“You need help, chérie?” Mel asked, and Bea sat down beside her on the bed, their hands clasping unconsciously and merging Bea’s blue with Mel’s green for a beautiful teal that made me smile.
“Are you sure—?” I started, and Vale nodded.
“What do you know about the Malediction Club?” I asked.
The color drained out of Bea, leaving her a sickly grayish-white, her eyelids fluttering as if she might faint.
Mel wrapped an arm around her and drew her close, giving me a reproachful look. “Nothing,” she said. “Nothing more than anyone. It’s a rumor, something whispered in the dark. Wealthy men who do horrible things. But no one’s ever seen it.”
“Do you recognize this, then?” Vale held out the button, and Mel took it, examining it.
With sudden violence, Bea dashed it to the ground, where it skittered across the room.
“What’s come over you, darling?” Mel asked. “Do you know more?”
Bea shook her head and hid behind her hair but wouldn’t lift her hands to sign.
“I’ve seen that symbol before,” Mel said slowly. “On a cravat, here or there. Figured it was just something the Pinkies enjoyed.”
“Do you remember any of the men who wore them?” Vale asked.
Mel shrugged and gave a small, defiant smile. “Oh, la. All the Pinkies look alike to me. But it is always fancy gents—I remember that much.”
“What about the fellow who tried to kidnap Demi? Did you know anything about him?”
Mel shook her head. “We couldn’t see him, with the pachyderm fallen and the gendarmes all around. Did they find that pin on his body? How wretched.”
Bea’s fingers twitched in her lap, and one hand rose, shaking, to make signs. I recognized a few of the letters as she spelled something out. After the last one, her hand fell limply back to her lap, and she slumped over, drained and defeated.
“Charmant? Darling, I don’t think it’s charming at all.” Mel drew her close, stroking her hair and her back and kissing her forehead as Bea shuddered, eyes closed.
“Monsieur Charmant?” Vale asked quietly, and Bea shook with a sob.
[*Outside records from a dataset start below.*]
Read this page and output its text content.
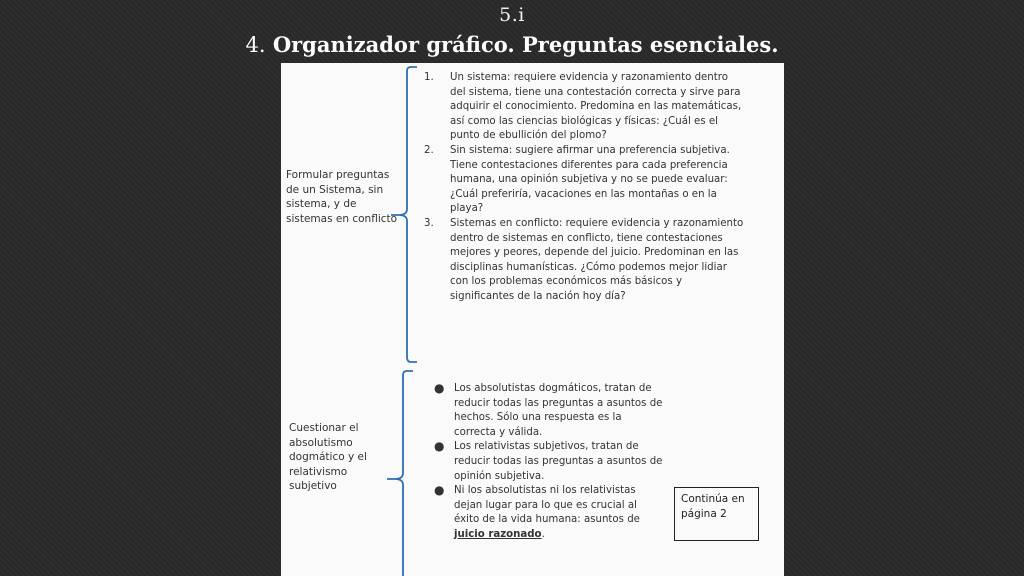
5.i
4. Organizador gráfico. Preguntas esenciales.
Formular preguntas de un Sistema, sin sistema, y de sistemas en conflicto
1. Un sistema: requiere evidencia y razonamiento dentro del sistema, tiene una contestación correcta y sirve para adquirir el conocimiento. Predomina en las matemáticas, así como las ciencias biológicas y físicas: ¿Cuál es el punto de ebullición del plomo?
2. Sin sistema: sugiere afirmar una preferencia subjetiva. Tiene contestaciones diferentes para cada preferencia humana, una opinión subjetiva y no se puede evaluar: ¿Cuál preferiría, vacaciones en las montañas o en la playa?
3. Sistemas en conflicto: requiere evidencia y razonamiento dentro de sistemas en conflicto, tiene contestaciones mejores y peores, depende del juicio. Predominan en las disciplinas humanísticas. ¿Cómo podemos mejor lidiar con los problemas económicos más básicos y significantes de la nación hoy día?
Cuestionar el absolutismo dogmático y el relativismo subjetivo
● Los absolutistas dogmáticos, tratan de reducir todas las preguntas a asuntos de hechos. Sólo una respuesta es la correcta y válida.
● Los relativistas subjetivos, tratan de reducir todas las preguntas a asuntos de opinión subjetiva.
● Ni los absolutistas ni los relativistas dejan lugar para lo que es crucial al éxito de la vida humana: asuntos de juicio razonado.
Continúa en página 2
“That’s enough,” Mel said, eyebrows drawn down defiantly. “I don’t know what you’re getting at, but she hasn’t been this bad in years. I think you need to leave now.”
“Bea, I’m so sorry—” I started.
“We’re going.” Vale took my hand and dragged me out, leaving the gold button winking on a threadbare rug.
The last thing I saw was Bea sobbing violently, silently, in Mel’s arms.
25
Back in my room, Vale made straight for the window.
“Who is this Monsieur Charmant?” I asked, rushing to catch his sleeve before he could slip away.
“A dark daimon. An apothecary. He’s the one who buys the tails.”
“What tails?”
He paused, one leg on either side of the sill, and sat on it like a pawing stallion. “Demi, bébé, stop playing dumb. You saw, just now. I watched it reach your eyes. When the daimons come to work in cabarets, they must have their tails amputated. The human men won’t touch them otherwise. Their magic comes from their tails; their poison, too. They go to a daimon chirurgeon to have it done and sell their tails by the pound to Monsieur Charmant.”
“What the hell does anyone want with a tail?”
He shook his head in disgust. “Magical properties. They powder it for use in potions and draughts. Use the leather to make grimoires or charms or boots. Sell the meat as a delicacy.”
I stared at him, jaw dropped. A fly actually, literally, seriously landed on my tongue, and I coughed and hacked and danced around until I’d spit it back out. “Are you shitting me?”
“Oh, bébé. You’ve only seen the sweet side of Mortmartre, and how sweet has it been? If this is Paradis, how do you imagine life goes in Enfer? Have you ever walked through the mouth of hell? There are daimons and humans with far darker desires than you could ever dream, and if they have the coppers, they can get whatever they need to find satisfaction.”
I dragged my feet to the bed and sat down heavily. All these beautiful, seemingly carefree girls around me, and they’d all basically given up a limb to be here. From the outside, they were as pretty and bright as songbirds, but on the inside, they were crippled things, their smiles as fake as the feathers they glued to their eyelashes. I had wanted so badly to taste fame that I had ignored their suffering and simply stepped among them and sometimes on them on my way to the top. A blud tear fell on my taffeta skirt, then another and another. Vale hurried from the window to put an arm around me.